1…振動デバイス、2…基体、21…凹部、22、23、24、25、26、27、28…溝部、3…蓋体、31…凹部、32…連通孔、33…封止部材、39…ガラスフリット、4…素子部、40、40a、40b…構造体、400…基板、411…駆動部、412…駆動ばね部、413…固定部、42…可動駆動電極、431、432…固定駆動電極、44…駆動モニター電極、441…可動モニター電極、442…固定モニター電極、451…可動部、452…検出ばね部、461…可動検出電極、461a…第1可動検出電極、461b…第2可動検出電極、462…固定検出電極、462a…第1固定検出電極、462b…第2固定検出電極、471…支持部、471a…第1支持部、471b…第2支持部、472…固定部、473…ばね部、49…状態維持部、49a…第1状態維持部、49b…第2状態維持部、491…第1部分、492…第2部分、5…素子部、51…固定部、52…可動部、521、522…開口部、53…検出ばね部、54…可動検出電極、541…第1可動検出電極、542…第2可動検出電極、55…固定検出電極、551…第1固定検出電極、552…第2固定検出電極、56…支持部、561…第1支持部、562…第2支持部、57…固定部、58…ばね部、59…状態維持部、59a…第1状態維持部、59b…第2状態維持部、591…第1部分、592…第2部分、72、73、74、75、76、77、78…配線、1000…振動デバイスモジュール、1010…ベース基板、1011…接続端子、1012…実装端子、1020…回路素子、1030…モールド部、1100…パーソナルコンピューター、1102…キーボード、1104…本体部、1106…表示ユニット、1108…表示部、1200…携帯電話機、1202…操作ボタン、1204…受話口、1206…送話口、1208…表示部、1300…デジタルスチールカメラ、1302…ケース、1304…受光ユニット、1306…シャッターボタン、1308…メモリー、1310…表示部、1500…自動車、1501…車体、1502…車体姿勢制御装置、1503…車輪、Ay…加速度、BW1、BW2…ボンディングワイヤー、D1、D1’、D2…離間距離、L…レーザー、M…マスク、M1、M2、M3…マウント部、P…電極パッド、S…収納空間、V1、V2、V3…電圧、α…仮想直線、ωz…角速度

Claims (12)

  1. 基体と、
    前記基体に対して第1方向に変位可能な可動部と、
    前記可動部に配置されている可動電極部と、
    前記可動電極部と前記第1方向に間隔を隔てて配置されている固定電極部と、
    前記固定電極部を支持し、前記基体に対して前記第1方向に変位可能な支持部と、
    前記支持部が前記可動部に対して前記第1方向に変位し、前記可動電極部と前記固定電極部との離間距離が自然状態と比べて小さくなる変位状態を維持する状態維持部と、を有することを特徴とする振動デバイス。

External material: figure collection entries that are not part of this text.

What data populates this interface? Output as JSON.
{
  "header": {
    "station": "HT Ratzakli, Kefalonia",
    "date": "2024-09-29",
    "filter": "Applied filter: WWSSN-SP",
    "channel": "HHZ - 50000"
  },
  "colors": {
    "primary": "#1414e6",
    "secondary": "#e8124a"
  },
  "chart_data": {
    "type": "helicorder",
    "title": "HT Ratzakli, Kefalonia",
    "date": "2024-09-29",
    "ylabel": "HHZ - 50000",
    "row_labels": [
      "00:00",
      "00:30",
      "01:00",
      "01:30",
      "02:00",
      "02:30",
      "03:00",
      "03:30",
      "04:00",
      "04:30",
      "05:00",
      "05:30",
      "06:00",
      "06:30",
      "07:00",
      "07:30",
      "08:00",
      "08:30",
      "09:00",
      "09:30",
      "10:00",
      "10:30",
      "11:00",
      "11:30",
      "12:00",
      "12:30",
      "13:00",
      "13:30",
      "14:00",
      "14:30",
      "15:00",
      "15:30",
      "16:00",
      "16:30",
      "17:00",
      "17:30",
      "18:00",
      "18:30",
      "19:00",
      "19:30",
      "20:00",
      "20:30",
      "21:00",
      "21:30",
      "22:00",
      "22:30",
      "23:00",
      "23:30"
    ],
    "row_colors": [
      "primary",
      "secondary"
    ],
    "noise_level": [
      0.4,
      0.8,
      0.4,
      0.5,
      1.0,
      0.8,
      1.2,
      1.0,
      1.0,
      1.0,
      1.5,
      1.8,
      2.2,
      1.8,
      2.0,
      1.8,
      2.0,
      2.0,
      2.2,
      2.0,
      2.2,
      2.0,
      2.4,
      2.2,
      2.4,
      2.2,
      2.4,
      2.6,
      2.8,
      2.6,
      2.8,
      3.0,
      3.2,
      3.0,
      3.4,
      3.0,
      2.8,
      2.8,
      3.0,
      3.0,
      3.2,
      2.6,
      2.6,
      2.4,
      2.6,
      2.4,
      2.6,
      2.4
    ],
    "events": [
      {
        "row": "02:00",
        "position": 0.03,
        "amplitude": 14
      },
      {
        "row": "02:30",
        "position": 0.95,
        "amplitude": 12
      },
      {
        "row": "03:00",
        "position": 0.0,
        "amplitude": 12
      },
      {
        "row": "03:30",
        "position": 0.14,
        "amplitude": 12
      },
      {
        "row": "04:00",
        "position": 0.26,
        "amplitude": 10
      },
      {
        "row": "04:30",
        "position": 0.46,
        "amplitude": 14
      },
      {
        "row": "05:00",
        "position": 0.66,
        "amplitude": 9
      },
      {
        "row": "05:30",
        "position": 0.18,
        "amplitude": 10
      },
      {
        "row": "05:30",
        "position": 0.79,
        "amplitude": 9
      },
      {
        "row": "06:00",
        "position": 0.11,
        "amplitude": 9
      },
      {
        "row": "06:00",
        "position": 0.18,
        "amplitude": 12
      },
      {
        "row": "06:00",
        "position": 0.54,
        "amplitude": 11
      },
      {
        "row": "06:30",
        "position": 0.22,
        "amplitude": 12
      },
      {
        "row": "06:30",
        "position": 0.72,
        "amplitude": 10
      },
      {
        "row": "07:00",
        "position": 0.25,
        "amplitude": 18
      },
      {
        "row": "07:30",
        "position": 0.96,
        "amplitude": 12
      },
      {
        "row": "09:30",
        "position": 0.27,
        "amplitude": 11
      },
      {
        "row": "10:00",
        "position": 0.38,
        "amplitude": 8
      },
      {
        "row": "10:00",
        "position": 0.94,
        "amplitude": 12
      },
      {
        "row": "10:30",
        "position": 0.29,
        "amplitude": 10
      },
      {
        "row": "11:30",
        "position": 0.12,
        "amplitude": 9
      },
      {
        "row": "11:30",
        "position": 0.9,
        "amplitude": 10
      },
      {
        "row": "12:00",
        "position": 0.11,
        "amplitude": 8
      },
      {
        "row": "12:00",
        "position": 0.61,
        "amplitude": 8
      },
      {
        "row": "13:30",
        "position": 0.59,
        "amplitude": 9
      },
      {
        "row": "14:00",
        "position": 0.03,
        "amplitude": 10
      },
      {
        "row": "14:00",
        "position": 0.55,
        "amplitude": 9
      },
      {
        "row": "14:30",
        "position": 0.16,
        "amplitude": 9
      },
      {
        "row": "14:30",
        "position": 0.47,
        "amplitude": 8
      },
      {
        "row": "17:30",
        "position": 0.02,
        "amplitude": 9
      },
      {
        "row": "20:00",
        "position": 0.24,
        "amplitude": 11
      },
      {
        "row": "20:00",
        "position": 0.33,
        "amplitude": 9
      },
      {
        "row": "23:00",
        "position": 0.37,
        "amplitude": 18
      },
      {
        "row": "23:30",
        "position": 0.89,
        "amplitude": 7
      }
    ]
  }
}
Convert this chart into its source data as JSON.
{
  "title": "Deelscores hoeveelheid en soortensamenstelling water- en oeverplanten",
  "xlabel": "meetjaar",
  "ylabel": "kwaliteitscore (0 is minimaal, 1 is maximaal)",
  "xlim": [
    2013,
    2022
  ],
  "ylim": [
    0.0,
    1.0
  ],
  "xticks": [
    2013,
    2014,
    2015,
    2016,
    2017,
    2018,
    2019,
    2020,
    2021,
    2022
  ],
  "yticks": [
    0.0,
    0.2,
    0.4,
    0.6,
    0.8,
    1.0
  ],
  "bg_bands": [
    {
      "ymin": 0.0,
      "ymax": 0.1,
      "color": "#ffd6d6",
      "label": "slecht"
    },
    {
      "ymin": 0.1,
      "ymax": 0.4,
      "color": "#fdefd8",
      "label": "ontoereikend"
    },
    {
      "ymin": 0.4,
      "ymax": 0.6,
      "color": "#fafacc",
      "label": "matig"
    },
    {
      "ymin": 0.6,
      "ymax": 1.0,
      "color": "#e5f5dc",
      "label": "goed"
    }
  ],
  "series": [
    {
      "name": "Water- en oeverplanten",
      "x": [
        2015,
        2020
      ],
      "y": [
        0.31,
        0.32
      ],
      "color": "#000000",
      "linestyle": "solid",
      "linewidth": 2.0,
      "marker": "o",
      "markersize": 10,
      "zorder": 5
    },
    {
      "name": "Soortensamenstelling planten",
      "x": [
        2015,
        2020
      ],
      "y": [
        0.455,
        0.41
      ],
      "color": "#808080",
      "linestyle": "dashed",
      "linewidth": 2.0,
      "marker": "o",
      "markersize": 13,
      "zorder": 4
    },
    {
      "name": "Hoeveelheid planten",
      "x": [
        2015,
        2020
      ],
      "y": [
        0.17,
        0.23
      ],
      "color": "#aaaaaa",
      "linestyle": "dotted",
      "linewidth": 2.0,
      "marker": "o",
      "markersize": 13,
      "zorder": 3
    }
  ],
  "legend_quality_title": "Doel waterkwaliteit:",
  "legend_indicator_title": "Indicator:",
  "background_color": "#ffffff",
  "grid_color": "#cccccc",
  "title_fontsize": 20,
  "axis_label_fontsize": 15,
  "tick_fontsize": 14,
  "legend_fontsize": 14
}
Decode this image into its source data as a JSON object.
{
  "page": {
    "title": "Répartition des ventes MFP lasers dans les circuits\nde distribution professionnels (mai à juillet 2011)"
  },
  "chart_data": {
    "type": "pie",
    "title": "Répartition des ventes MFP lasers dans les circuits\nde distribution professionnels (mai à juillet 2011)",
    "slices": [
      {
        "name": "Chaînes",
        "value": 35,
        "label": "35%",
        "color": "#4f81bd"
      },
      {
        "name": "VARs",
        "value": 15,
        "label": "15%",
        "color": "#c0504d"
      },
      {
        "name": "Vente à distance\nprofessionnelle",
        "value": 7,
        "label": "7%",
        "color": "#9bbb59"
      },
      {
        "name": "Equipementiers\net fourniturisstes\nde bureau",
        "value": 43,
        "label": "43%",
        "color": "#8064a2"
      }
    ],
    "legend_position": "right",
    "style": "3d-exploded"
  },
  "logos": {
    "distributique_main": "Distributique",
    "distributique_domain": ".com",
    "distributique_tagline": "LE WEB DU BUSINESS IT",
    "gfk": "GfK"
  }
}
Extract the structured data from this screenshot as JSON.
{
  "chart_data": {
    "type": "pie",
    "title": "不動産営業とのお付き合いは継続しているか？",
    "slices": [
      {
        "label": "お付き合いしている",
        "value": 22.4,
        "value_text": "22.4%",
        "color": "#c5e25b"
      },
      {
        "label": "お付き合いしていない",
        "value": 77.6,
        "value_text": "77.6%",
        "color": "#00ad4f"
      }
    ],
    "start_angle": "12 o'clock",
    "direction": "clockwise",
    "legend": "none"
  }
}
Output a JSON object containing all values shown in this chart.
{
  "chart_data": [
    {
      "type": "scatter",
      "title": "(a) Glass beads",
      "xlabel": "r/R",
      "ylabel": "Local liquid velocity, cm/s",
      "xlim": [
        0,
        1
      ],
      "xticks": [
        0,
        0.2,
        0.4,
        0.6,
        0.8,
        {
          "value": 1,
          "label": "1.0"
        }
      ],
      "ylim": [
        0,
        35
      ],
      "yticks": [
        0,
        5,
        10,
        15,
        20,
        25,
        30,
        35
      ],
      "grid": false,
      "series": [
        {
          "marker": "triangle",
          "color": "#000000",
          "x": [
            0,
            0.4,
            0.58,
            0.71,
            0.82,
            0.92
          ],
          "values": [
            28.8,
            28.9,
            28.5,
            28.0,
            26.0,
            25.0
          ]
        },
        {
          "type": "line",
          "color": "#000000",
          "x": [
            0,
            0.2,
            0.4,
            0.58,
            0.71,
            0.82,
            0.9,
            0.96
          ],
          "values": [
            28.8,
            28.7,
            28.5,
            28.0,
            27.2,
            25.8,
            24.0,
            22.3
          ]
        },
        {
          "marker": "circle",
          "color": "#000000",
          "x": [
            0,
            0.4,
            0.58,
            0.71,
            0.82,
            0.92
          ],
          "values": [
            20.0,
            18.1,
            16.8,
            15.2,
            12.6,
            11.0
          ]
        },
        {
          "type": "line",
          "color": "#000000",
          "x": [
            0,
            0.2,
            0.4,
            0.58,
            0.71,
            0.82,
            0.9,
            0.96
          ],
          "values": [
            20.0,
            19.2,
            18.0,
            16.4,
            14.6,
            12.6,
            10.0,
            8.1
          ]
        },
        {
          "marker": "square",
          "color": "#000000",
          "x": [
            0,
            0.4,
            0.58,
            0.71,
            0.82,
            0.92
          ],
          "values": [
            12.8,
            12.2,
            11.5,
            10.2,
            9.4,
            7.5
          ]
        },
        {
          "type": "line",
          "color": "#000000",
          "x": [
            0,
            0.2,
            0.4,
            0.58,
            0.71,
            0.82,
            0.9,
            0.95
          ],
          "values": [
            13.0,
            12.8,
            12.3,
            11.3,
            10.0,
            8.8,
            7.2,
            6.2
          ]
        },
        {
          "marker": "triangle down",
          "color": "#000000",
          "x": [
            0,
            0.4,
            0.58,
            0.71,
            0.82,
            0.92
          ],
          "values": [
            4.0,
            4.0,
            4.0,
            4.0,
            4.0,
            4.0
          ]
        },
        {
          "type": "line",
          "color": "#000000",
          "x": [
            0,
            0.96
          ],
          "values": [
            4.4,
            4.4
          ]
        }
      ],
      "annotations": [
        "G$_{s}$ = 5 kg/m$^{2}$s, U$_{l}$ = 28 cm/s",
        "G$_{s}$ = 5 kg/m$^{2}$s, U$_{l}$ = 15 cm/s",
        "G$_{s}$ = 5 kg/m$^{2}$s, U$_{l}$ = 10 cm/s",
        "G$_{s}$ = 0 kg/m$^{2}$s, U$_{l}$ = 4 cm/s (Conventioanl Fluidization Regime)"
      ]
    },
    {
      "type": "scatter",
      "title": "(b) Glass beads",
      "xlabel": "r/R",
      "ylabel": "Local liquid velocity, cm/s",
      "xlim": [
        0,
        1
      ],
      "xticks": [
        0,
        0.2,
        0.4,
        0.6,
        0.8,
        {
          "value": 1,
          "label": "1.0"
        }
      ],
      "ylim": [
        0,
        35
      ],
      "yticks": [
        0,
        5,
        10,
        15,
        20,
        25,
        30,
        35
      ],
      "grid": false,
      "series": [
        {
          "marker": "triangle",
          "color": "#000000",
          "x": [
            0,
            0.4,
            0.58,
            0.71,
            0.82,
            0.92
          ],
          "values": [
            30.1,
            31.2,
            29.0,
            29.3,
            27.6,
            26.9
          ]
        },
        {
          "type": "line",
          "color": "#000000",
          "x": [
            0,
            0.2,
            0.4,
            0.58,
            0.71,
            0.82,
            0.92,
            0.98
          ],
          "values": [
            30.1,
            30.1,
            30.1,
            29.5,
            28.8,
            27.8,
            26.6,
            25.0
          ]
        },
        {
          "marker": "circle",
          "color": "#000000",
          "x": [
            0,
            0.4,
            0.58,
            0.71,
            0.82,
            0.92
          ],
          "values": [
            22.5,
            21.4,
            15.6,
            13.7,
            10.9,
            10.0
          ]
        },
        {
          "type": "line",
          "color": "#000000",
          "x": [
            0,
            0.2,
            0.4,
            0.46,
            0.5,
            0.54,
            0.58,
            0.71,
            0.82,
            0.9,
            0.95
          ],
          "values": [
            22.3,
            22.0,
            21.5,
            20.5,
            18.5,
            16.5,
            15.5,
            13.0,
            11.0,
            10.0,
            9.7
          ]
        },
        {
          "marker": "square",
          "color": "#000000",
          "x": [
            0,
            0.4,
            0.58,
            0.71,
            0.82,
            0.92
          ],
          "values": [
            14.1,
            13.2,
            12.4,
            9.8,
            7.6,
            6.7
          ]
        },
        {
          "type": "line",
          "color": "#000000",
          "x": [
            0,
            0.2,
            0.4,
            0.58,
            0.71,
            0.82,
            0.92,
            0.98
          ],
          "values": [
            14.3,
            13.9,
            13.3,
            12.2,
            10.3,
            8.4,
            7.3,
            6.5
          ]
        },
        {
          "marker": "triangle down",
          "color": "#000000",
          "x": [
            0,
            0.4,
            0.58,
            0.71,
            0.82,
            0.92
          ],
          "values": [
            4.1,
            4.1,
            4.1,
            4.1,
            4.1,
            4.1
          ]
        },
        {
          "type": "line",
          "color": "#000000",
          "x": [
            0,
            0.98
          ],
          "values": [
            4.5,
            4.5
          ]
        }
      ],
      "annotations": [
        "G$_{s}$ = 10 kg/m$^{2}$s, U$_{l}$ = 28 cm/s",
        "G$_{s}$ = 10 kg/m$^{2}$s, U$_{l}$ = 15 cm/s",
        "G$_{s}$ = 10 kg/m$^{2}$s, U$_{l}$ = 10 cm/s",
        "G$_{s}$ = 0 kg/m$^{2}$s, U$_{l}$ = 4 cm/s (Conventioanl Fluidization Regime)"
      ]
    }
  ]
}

  2. 前記可動電極部と前記固定電極部との間に生じる静電引力により、前記支持部が前記可動部に対して前記第1方向に変位する請求項1に記載の振動デバイス。
  3. 前記状態維持部は、第1部分と、前記自然状態において前記第1部分に対して前記第1方向に離間して配置されている第2部分と、を有し、
    前記自然状態において、前記第1部分と前記第2部分との離間距離は、前記可動電極部と前記固定電極部との離間距離よりも小さく、
    前記第1部分および前記第2部分の少なくとも一方が他方に対して前記第1方向に変位し、前記第1部分および前記第2部分が当接することで、前記変位状態となる請求項1または2に記載の振動デバイス。
  4. 前記第1部分および前記第2部分は、当接した状態で固定されている請求項3に記載の振動デバイス。
  5. 前記基体に固定されている固定部と、
    前記支持部が前記基体に対して前記第1方向に変位可能なように、前記固定部と前記支持部とを連結する第1ばね部と、を有し、
    前記固定部および前記支持部の一方が前記第1部分を有し、他方が前記第2部分を有し、
    前記第1ばね部を弾性変形させることで、前記第1部分と前記第2部分とが当接する請求項3または4に記載の振動デバイス。
  6. 前記可動部を支持する可動部支持部と、
    前記可動部支持部に対して前記可動部が前記第1方向に変位可能なように、前記可動部と前記可動部支持部とを接続する第2ばね部と、を有し、
    前記第1ばね部の前記第1方向でのばね定数は、前記第2ばね部の前記第1方向でのばね定数よりも小さい請求項5に記載の振動デバイス。
  7. 前記固定電極部は、
    前記可動電極部に対して前記第1方向の一方側に位置する第1固定電極部と、
    前記可動電極部に対して前記第1方向の他方側に位置する第2固定電極部と、を有し、
    前記支持部は、
    前記第1固定電極部を支持する第1支持部と、
    前記第2固定電極部を支持する第2支持部と、を有し、
    前記状態維持部は、
    前記第1支持部が前記可動部に対して前記第1方向の前記他方側に変位し、前記可動電極部と前記第1固定電極部との離間距離が前記自然状態と比べて小さくなる変位状態を維持する第1状態維持部と、
    前記第2支持部が前記可動部に対して前記第1方向の前記一方側に変位し、前記可動電極部と前記第2固定電極部との離間距離が前記自然状態と比べて小さくなる変位状態を維持する第2状態維持部と、を有している請求項2ないし4のいずれか1項に記載の振動デバイス。
  8. 基体と、
    前記基体に対して第1方向に変位可能な可動部と、前記可動部に配置されている可動電極部と、前記可動電極部と前記第1方向に間隔を隔てて配置されている固定電極部と、前記固定電極部を支持し、前記基体に対して前記第1方向に変位可能な支持部と、を有する素子部と、を準備する工程と、
    前記支持部を前記可動部に対して前記第1方向に変位させ、前記可動電極部と前記固定電極部との離間距離が自然状態と比べて小さくなる変位状態を維持する工程と、を含むことを特徴とする振動デバイスの製造方法。
  9. 前記準備する工程は、基板を準備する工程と、前記基板に前記素子部の平面視形状に対応するマスクを配置する工程と、前記マスクを介して前記基板をパターニングする工程と、を含む請求項8に記載の振動デバイスの製造方法。
  10. 請求項1ないし7のいずれか1項に記載の振動デバイスを有することを特徴とする振動デバイスモジュール。
  11. 請求項1ないし7のいずれか1項に記載の振動デバイスを有することを特徴とする電子機器。
  12. 請求項1ないし7のいずれか1項に記載の振動デバイスを有することを特徴とする移動体。